1) The Chicano Studies Program at UW-Whitewater (within Race and Ethnic Studies) formed in the late 1970s in what was then the Race and Ethnic Cultures Department. At the time, Most of the existing literature and research focused on the activist Mexican-American population of the United States, and the terms “Hispanic” and “Latino” did not exist yet as widely known disciplines. Since then, both the Hispanic/Latino population and the research has become more inclusive. The research and literature in general examine all of the Latino groups living in the U.S. in their historical context.

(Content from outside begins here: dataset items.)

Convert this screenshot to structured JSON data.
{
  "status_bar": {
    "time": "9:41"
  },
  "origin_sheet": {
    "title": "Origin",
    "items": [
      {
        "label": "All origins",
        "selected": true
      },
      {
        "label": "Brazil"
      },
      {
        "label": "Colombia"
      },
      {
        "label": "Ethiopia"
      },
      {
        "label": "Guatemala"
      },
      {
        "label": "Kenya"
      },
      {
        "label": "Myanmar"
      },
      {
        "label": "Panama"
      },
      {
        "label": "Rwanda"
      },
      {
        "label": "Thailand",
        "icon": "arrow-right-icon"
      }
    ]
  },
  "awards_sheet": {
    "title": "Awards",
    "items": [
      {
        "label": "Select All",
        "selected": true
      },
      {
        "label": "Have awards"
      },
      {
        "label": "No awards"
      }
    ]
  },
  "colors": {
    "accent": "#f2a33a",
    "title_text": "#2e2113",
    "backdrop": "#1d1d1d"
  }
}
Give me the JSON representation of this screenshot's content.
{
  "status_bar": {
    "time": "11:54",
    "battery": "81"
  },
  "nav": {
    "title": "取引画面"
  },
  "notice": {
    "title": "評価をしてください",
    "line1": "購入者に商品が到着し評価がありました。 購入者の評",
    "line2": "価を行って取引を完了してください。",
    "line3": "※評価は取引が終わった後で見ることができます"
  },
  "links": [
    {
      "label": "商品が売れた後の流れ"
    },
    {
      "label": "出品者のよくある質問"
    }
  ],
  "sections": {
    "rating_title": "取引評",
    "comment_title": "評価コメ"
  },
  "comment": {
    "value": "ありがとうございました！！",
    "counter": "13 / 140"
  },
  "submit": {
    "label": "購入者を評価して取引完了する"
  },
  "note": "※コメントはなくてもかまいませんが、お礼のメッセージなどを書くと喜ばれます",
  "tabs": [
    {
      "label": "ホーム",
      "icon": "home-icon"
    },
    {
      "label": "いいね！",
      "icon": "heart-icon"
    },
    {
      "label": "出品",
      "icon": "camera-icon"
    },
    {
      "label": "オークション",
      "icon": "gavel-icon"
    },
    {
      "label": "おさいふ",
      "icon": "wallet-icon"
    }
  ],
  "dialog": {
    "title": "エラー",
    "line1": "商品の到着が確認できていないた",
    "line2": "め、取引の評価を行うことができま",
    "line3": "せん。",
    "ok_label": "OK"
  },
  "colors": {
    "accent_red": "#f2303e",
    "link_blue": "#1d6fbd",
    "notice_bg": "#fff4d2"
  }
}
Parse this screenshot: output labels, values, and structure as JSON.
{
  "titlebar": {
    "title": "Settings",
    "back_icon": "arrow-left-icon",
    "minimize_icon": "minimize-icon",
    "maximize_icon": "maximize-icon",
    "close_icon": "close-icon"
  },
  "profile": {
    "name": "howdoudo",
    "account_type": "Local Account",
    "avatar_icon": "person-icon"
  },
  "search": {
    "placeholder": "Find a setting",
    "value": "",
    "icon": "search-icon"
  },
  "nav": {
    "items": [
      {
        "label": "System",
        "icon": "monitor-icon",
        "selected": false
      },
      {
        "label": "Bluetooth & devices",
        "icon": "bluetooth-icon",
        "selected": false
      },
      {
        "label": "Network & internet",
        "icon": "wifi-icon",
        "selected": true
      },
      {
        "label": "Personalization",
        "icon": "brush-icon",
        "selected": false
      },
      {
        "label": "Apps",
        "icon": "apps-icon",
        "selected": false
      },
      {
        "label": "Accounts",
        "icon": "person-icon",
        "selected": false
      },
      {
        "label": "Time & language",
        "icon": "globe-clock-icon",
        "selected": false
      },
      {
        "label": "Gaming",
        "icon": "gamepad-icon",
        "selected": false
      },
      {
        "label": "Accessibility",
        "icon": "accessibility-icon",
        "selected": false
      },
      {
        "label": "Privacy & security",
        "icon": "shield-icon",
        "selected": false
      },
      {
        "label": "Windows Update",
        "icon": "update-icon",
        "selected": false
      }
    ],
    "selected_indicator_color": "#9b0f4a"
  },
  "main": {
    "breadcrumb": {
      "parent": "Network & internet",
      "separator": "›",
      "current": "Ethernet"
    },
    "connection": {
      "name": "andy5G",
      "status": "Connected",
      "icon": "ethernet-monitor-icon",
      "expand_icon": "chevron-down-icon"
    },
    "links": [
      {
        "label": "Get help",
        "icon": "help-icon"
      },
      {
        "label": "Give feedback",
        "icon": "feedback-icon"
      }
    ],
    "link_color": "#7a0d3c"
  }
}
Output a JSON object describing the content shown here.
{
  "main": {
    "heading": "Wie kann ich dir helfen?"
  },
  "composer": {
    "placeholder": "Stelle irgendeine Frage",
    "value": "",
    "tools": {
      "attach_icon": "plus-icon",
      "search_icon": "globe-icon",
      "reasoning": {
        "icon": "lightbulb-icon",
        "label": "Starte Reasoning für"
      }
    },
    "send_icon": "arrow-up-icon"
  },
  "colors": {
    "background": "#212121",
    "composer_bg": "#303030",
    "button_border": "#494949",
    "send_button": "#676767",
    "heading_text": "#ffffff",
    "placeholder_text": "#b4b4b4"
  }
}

We now have subcategories within Latino Literature, for example, such as Chicano, Mexican-American, Puerto Rican, Newyorican, Cuban-American, etc. This first change recognizes the growth and evolution of the Latino population and the research/literature that explains their experiences within U.S. cultural, historical and geographical boundaries. Programs at UW-Madison, for example, are now including Latino as a study area, besides Chicano; and The University of Wisconsin-Milwaukee has a Latino Studies Program. The change in the UW-Whitewater program keeps the term “Chicano”, recognizing the fact that this is the oldest Latino group within the United States (dating to pre-Columbian times, and with 100,000 inhabitants in the Southwestern United States in 1848, when the U.S. annexed what was then Northern Mexico,) and honoring the oldest political/literary/civil rights Latino Movement in the United States: the Chicano Movement of the 1960s and 1970s.

2) The words “Chicano and Latino” contain the letter “o” at the end of the word, which mark the grammatical gender of the words as “masculine.” There has been a revolution in the United States within the last 20 years that recognizes not only the fact that humans are males and females, but also LGBT identities. Chican@ and Latin@ Studies Programs and Departments have embraced this fact and have changed the terms to reflect the fact that we study the lives, histories, etc. of all human beings, regardless of their genders. Please see attached.